ID #2165

In class you gave the example of insulin giving a signal to the cell. The cell then picked up the insulin by recognizing it with its transmembrane proteins in the plasma membrane. The insulin was then taken away to get degraded. My question is, is the signal the insulin was giving just, "degrade me" or did it give another signal and it is just getting degraded regardless.

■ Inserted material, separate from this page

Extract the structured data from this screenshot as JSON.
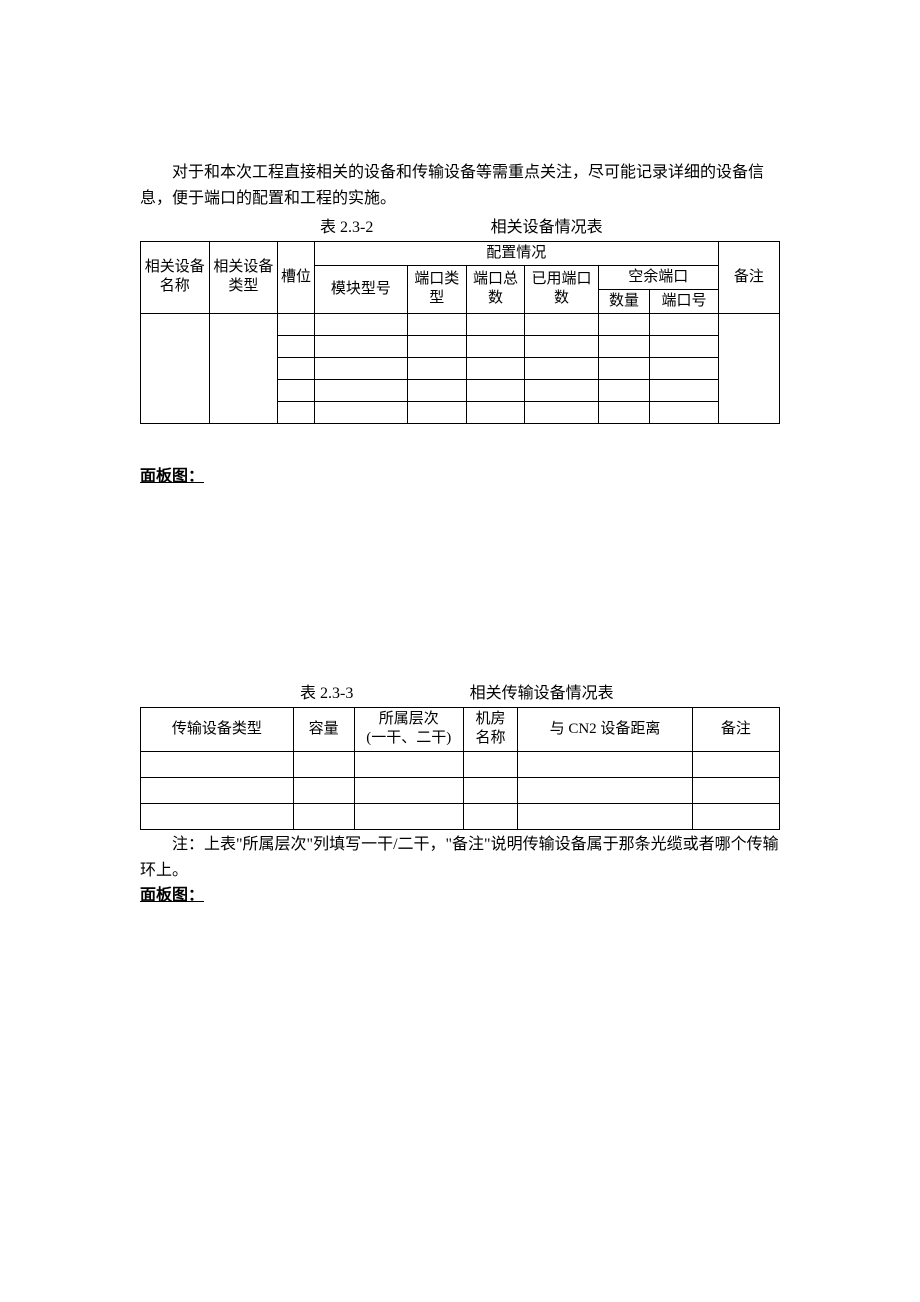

It is unlikely that the cell would create a molecule whose sole purpose it was to go somewhere else just to be degraded, so it's safe to assume that the body released insulin from the pancreas for a reason. This isn't a physiology class, so this won't be on the exam, but insulin is a hormone that is critical to regulating blood glucose levels. There's a "right" amount of glucose in the blood, to be delivered to tissues (especially the brain) for fuel. Too little, and the body needs to signal tissues which store glucose as glycogen to release some of it. To much, and the body needs to signal tissues to take more glucose into cells and store it for later. Insulin is a signaling molecule that tells the body that it needs to increase the number of glucose transporters in the membranes of cells like liver cells and take more glucose out of the bloodstream. That's why I used a liver cell as my example in class, and used insulin as an example of a molecule that might need to be removed from the extracellular space. Hopefully now you can see why this molecule (the insulin molecule itself) needs to be removed. As soon as it is recognized, the cell responds by taking in more glucose. If the insulin is not removed, the cell will continue responding, meaning too much glucose would be taken out of the bloodstream, which is not any more acceptable than having too much (in fact, it's probably worse).